From 1986, it has not been possible to think of Ken Grimwood without thinking of death. Though he was the author of five novels, each of them expertly crafted tales in differing genres, he is remembered now for one book alone, Replay (1986), a complex fantasy whose protagonist dies at 43, and is reborn into his 18-year-old self, who lives a different better life to the age of 43 when he dies again, and lives another life, and dies again.
Replay won a World Fantasy Award in 1988, and has been constantly read ever since. In this novel Grimwood manages successfully to combine wish-fulfilment (the chance of living one's life again, without the mistakes that marred the first draft, and with a chance of getting rich on the stock market too) and a haunted sense that in the end some implacable law governs even the universes of dream (for the protagonist soon learns that he is in a time-loop, and that he will always die at the same point in his second or his thousandth life).
But there is no hysteria in the novel (it is most unlike, say, a film like Groundhog Day, 1993, whose protagonist's hysteria, as his one day repeats and repeats, becomes almost intolerable, until its last moments, which very much bring to mind the healing calm of Grimwood's tale). Replay is a story adult readers take to bed with them to solace their dreams; it is a grown-up daydream about having a second chance in life.
Kenneth Milton Greenwood did not come to Replay young. He was born in 1944 in Pensacola, Florida, where the surviving members of his family continue to live; he was educated at Bard College, and moved to California, where he worked in radio and wrote three early novels, none of which made much impact, though each of them prefigured the concerns brought to a head in Replay.

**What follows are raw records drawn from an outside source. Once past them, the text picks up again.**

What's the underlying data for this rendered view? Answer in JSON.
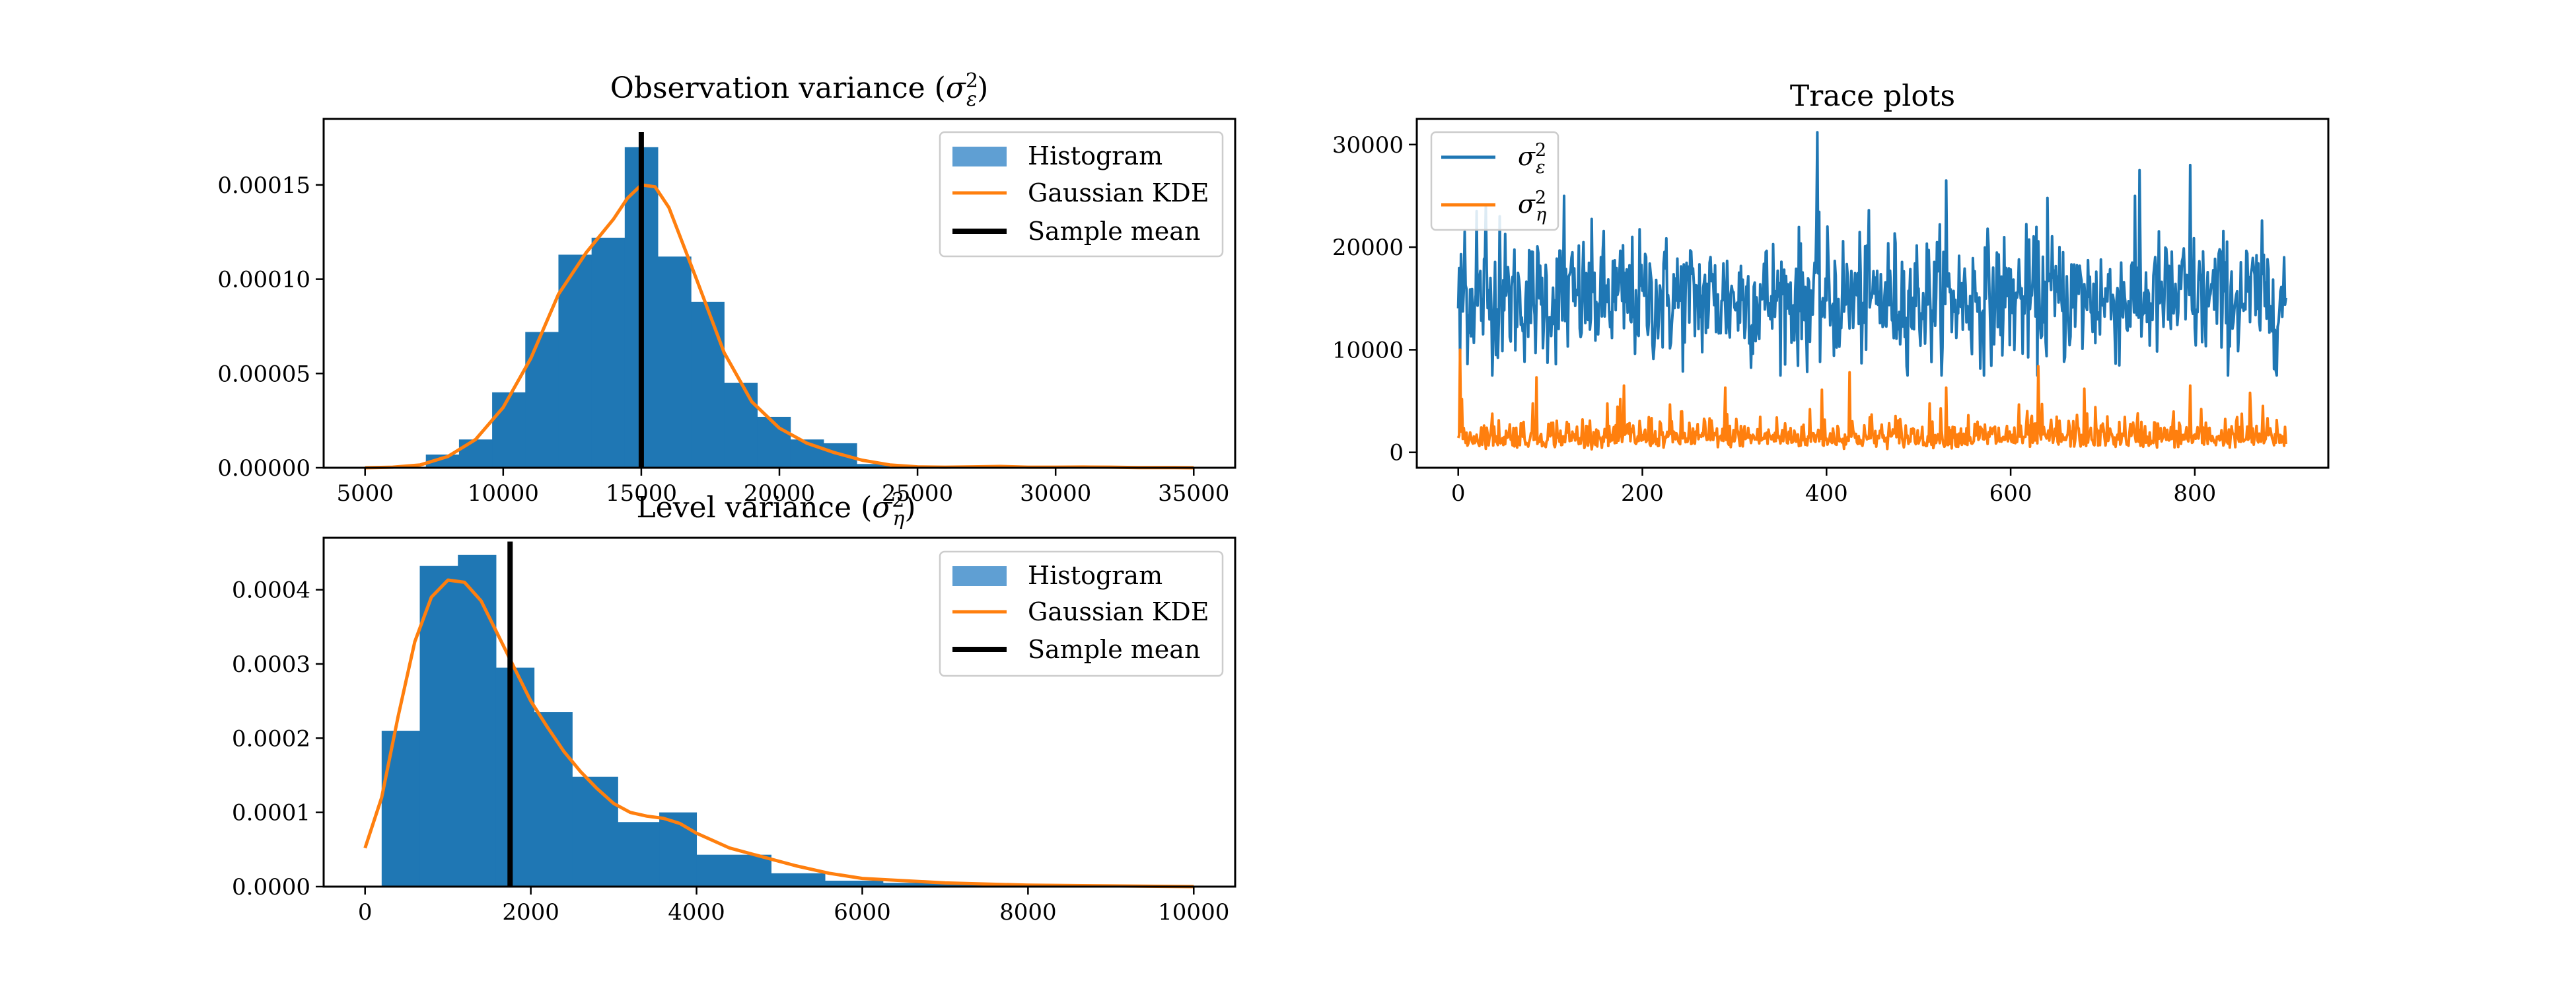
{
  "colors": {
    "hist": "#1f77b4",
    "kde": "#ff7f0e",
    "mean": "#000000",
    "legend_hist": "#5f9fd3"
  },
  "chart_data": [
    {
      "id": "obs",
      "type": "bar",
      "title": "Observation variance (σ²ε)",
      "title_main": "Observation variance (",
      "title_sym": "σ",
      "title_sup": "2",
      "title_sub": "ε",
      "title_end": ")",
      "xlabel": "",
      "ylabel": "",
      "xlim": [
        3500,
        36500
      ],
      "ylim": [
        0,
        0.000185
      ],
      "xticks": [
        5000,
        10000,
        15000,
        20000,
        25000,
        30000,
        35000
      ],
      "xtick_labels": [
        "5000",
        "10000",
        "15000",
        "20000",
        "25000",
        "30000",
        "35000"
      ],
      "yticks": [
        0,
        5e-05,
        0.0001,
        0.00015
      ],
      "ytick_labels": [
        "0.00000",
        "0.00005",
        "0.00010",
        "0.00015"
      ],
      "bins": [
        {
          "x0": 7200,
          "x1": 8400,
          "v": 7e-06
        },
        {
          "x0": 8400,
          "x1": 9600,
          "v": 1.5e-05
        },
        {
          "x0": 9600,
          "x1": 10800,
          "v": 4e-05
        },
        {
          "x0": 10800,
          "x1": 12000,
          "v": 7.2e-05
        },
        {
          "x0": 12000,
          "x1": 13200,
          "v": 0.000113
        },
        {
          "x0": 13200,
          "x1": 14400,
          "v": 0.000122
        },
        {
          "x0": 14400,
          "x1": 15600,
          "v": 0.00017
        },
        {
          "x0": 15600,
          "x1": 16800,
          "v": 0.000112
        },
        {
          "x0": 16800,
          "x1": 18000,
          "v": 8.8e-05
        },
        {
          "x0": 18000,
          "x1": 19200,
          "v": 4.5e-05
        },
        {
          "x0": 19200,
          "x1": 20400,
          "v": 2.7e-05
        },
        {
          "x0": 20400,
          "x1": 21600,
          "v": 1.5e-05
        },
        {
          "x0": 21600,
          "x1": 22800,
          "v": 1.3e-05
        },
        {
          "x0": 22800,
          "x1": 24000,
          "v": 2e-06
        }
      ],
      "kde": {
        "x": [
          5000,
          6000,
          7000,
          8000,
          9000,
          10000,
          11000,
          12000,
          13000,
          14000,
          14500,
          15000,
          15500,
          16000,
          17000,
          18000,
          19000,
          20000,
          21000,
          22000,
          23000,
          24000,
          25000,
          26000,
          27000,
          28000,
          29000,
          30000,
          31000,
          32000,
          33000,
          34000,
          35000
        ],
        "y": [
          0,
          3e-07,
          1.5e-06,
          6e-06,
          1.5e-05,
          3.2e-05,
          5.8e-05,
          9.2e-05,
          0.000114,
          0.000132,
          0.000143,
          0.00015,
          0.000149,
          0.000138,
          0.0001,
          6.1e-05,
          3.5e-05,
          2.1e-05,
          1.3e-05,
          8e-06,
          4e-06,
          1.5e-06,
          5e-07,
          3e-07,
          5e-07,
          7e-07,
          3e-07,
          3e-07,
          4e-07,
          3e-07,
          1e-07,
          1e-07,
          0
        ]
      },
      "mean": 15000,
      "mean_ymax": 0.000178,
      "legend": [
        "Histogram",
        "Gaussian KDE",
        "Sample mean"
      ]
    },
    {
      "id": "lvl",
      "type": "bar",
      "title": "Level variance (σ²η)",
      "title_main": "Level variance (",
      "title_sym": "σ",
      "title_sup": "2",
      "title_sub": "η",
      "title_end": ")",
      "xlabel": "",
      "ylabel": "",
      "xlim": [
        -500,
        10500
      ],
      "ylim": [
        0,
        0.00047
      ],
      "xticks": [
        0,
        2000,
        4000,
        6000,
        8000,
        10000
      ],
      "xtick_labels": [
        "0",
        "2000",
        "4000",
        "6000",
        "8000",
        "10000"
      ],
      "yticks": [
        0,
        0.0001,
        0.0002,
        0.0003,
        0.0004
      ],
      "ytick_labels": [
        "0.0000",
        "0.0001",
        "0.0002",
        "0.0003",
        "0.0004"
      ],
      "bins": [
        {
          "x0": 200,
          "x1": 660,
          "v": 0.00021
        },
        {
          "x0": 660,
          "x1": 1120,
          "v": 0.000432
        },
        {
          "x0": 1120,
          "x1": 1580,
          "v": 0.000447
        },
        {
          "x0": 1580,
          "x1": 2040,
          "v": 0.000295
        },
        {
          "x0": 2040,
          "x1": 2500,
          "v": 0.000235
        },
        {
          "x0": 2500,
          "x1": 3050,
          "v": 0.000148
        },
        {
          "x0": 3050,
          "x1": 3550,
          "v": 8.7e-05
        },
        {
          "x0": 3550,
          "x1": 4000,
          "v": 0.0001
        },
        {
          "x0": 4000,
          "x1": 4900,
          "v": 4.3e-05
        },
        {
          "x0": 4900,
          "x1": 5550,
          "v": 1.8e-05
        },
        {
          "x0": 5550,
          "x1": 6250,
          "v": 8e-06
        },
        {
          "x0": 6250,
          "x1": 7000,
          "v": 5e-06
        },
        {
          "x0": 7000,
          "x1": 7800,
          "v": 4e-06
        }
      ],
      "kde": {
        "x": [
          0,
          200,
          400,
          600,
          800,
          1000,
          1200,
          1400,
          1600,
          1800,
          2000,
          2200,
          2400,
          2600,
          2800,
          3000,
          3200,
          3400,
          3600,
          3800,
          4000,
          4400,
          4800,
          5200,
          5600,
          6000,
          7000,
          8000,
          9000,
          10000
        ],
        "y": [
          5.2e-05,
          0.00012,
          0.00023,
          0.00033,
          0.00039,
          0.000413,
          0.00041,
          0.000385,
          0.00034,
          0.000295,
          0.00025,
          0.000215,
          0.000182,
          0.000155,
          0.000132,
          0.000112,
          0.0001,
          9.5e-05,
          9.2e-05,
          8.5e-05,
          7.2e-05,
          5.2e-05,
          4e-05,
          2.8e-05,
          1.8e-05,
          1.1e-05,
          5e-06,
          2e-06,
          1e-06,
          0
        ]
      },
      "mean": 1750,
      "mean_ymax": 0.000465,
      "legend": [
        "Histogram",
        "Gaussian KDE",
        "Sample mean"
      ]
    },
    {
      "id": "trace",
      "type": "line",
      "title": "Trace plots",
      "xlabel": "",
      "ylabel": "",
      "xlim": [
        -45,
        945
      ],
      "ylim": [
        -1500,
        32500
      ],
      "xticks": [
        0,
        200,
        400,
        600,
        800
      ],
      "xtick_labels": [
        "0",
        "200",
        "400",
        "600",
        "800"
      ],
      "yticks": [
        0,
        10000,
        20000,
        30000
      ],
      "ytick_labels": [
        "0",
        "10000",
        "20000",
        "30000"
      ],
      "n_samples": 900,
      "series": [
        {
          "name_sym": "σ",
          "name_sup": "2",
          "name_sub": "ε",
          "mean": 15000,
          "sd": 3100,
          "min": 7500,
          "max": 25000,
          "spikes": [
            [
              390,
              31200
            ],
            [
              795,
              28000
            ],
            [
              740,
              27500
            ],
            [
              530,
              26500
            ],
            [
              115,
              25000
            ],
            [
              640,
              24800
            ],
            [
              30,
              24000
            ],
            [
              20,
              23500
            ],
            [
              45,
              23000
            ],
            [
              7,
              21500
            ],
            [
              2,
              9000
            ]
          ]
        },
        {
          "name_sym": "σ",
          "name_sup": "2",
          "name_sub": "η",
          "mean": 1700,
          "sd": 950,
          "min": 300,
          "max": 5200,
          "spikes": [
            [
              2,
              10000
            ],
            [
              4,
              5200
            ],
            [
              85,
              7300
            ],
            [
              630,
              8400
            ],
            [
              425,
              7800
            ],
            [
              795,
              6500
            ],
            [
              180,
              6500
            ],
            [
              290,
              6300
            ],
            [
              530,
              6300
            ],
            [
              395,
              6100
            ],
            [
              680,
              6200
            ],
            [
              860,
              5800
            ]
          ]
        }
      ]
    }
  ]
}
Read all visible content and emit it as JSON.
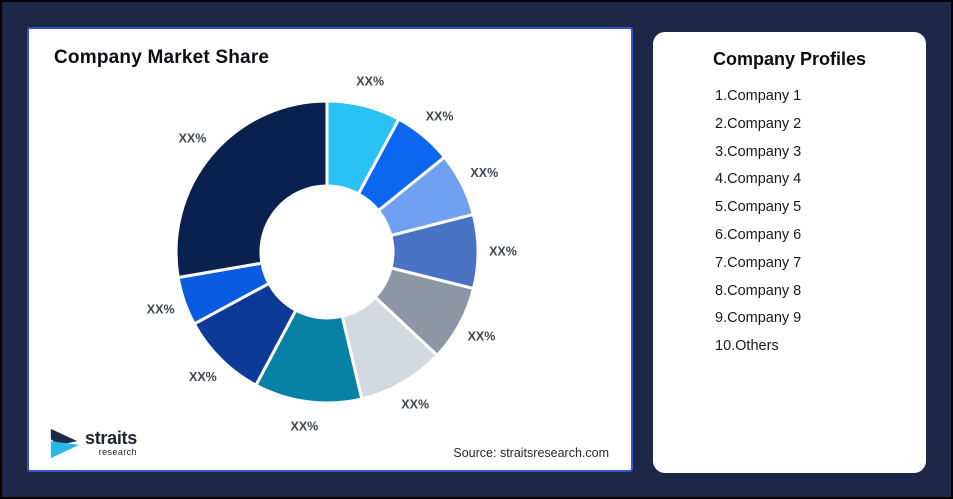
{
  "page": {
    "background_color": "#1C2845",
    "outer_border_color": "#000000"
  },
  "chart_card": {
    "title": "Company Market Share",
    "source": "Source: straitsresearch.com",
    "border_color": "#3752D6",
    "logo": {
      "brand": "straits",
      "sub": "research",
      "navy": "#1B2A4A",
      "cyan": "#29B7E8"
    }
  },
  "profiles_card": {
    "title": "Company Profiles",
    "items": [
      "1.Company 1",
      "2.Company 2",
      "3.Company 3",
      "4.Company 4",
      "5.Company 5",
      "6.Company 6",
      "7.Company 7",
      "8.Company 8",
      "9.Company 9",
      "10.Others"
    ]
  },
  "chart_data": {
    "type": "pie",
    "subtype": "donut",
    "title": "Company Market Share",
    "direction": "clockwise",
    "start_angle_deg": 0,
    "inner_radius_ratio": 0.44,
    "legend": "none",
    "labels": [
      "XX%",
      "XX%",
      "XX%",
      "XX%",
      "XX%",
      "XX%",
      "XX%",
      "XX%",
      "XX%",
      "XX%"
    ],
    "values": [
      7.9,
      6.3,
      6.8,
      7.9,
      8.1,
      9.3,
      11.5,
      9.3,
      5.2,
      27.7
    ],
    "values_note": "percent shares estimated from arc angles; on-screen labels are placeholder XX%",
    "colors": [
      "#2AC2F5",
      "#0B66F0",
      "#6FA0F2",
      "#4A73C4",
      "#8E96A5",
      "#D4D8DF",
      "#0881A5",
      "#0C3A96",
      "#0B5BE0",
      "#0A2150"
    ],
    "source": "Source: straitsresearch.com"
  }
}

Each of them engaged in the fantastic: Breakthrough (1976) being a time-travel fantasy; Elise (1979) a study of immortality; and The Voice Outside (1982) concerned with a theme - telepathy - that few professional genre writers paid much attention to that late in the 20th century.
One novel followed Replay, Into the Deep (1995), which exhibits a choking nostalgia similar to that which mars another tale about dolphins by a southern writer, The Goat Without Horns (1971) by Thomas Burnett Swann. Poignancy, as in Swann's case, or in the much more famous Ray Bradbury's case, can overscent a tale; but Grimwood had more control than those writers. Replay haunts because it does not coddle.
Ken Grimwood's death in Santa Barbara, apparently of a heart attack, came as he was preparing a sequel to his greatest success. It is hard, however, to conceive that Replay could ever have benefited from a second chance.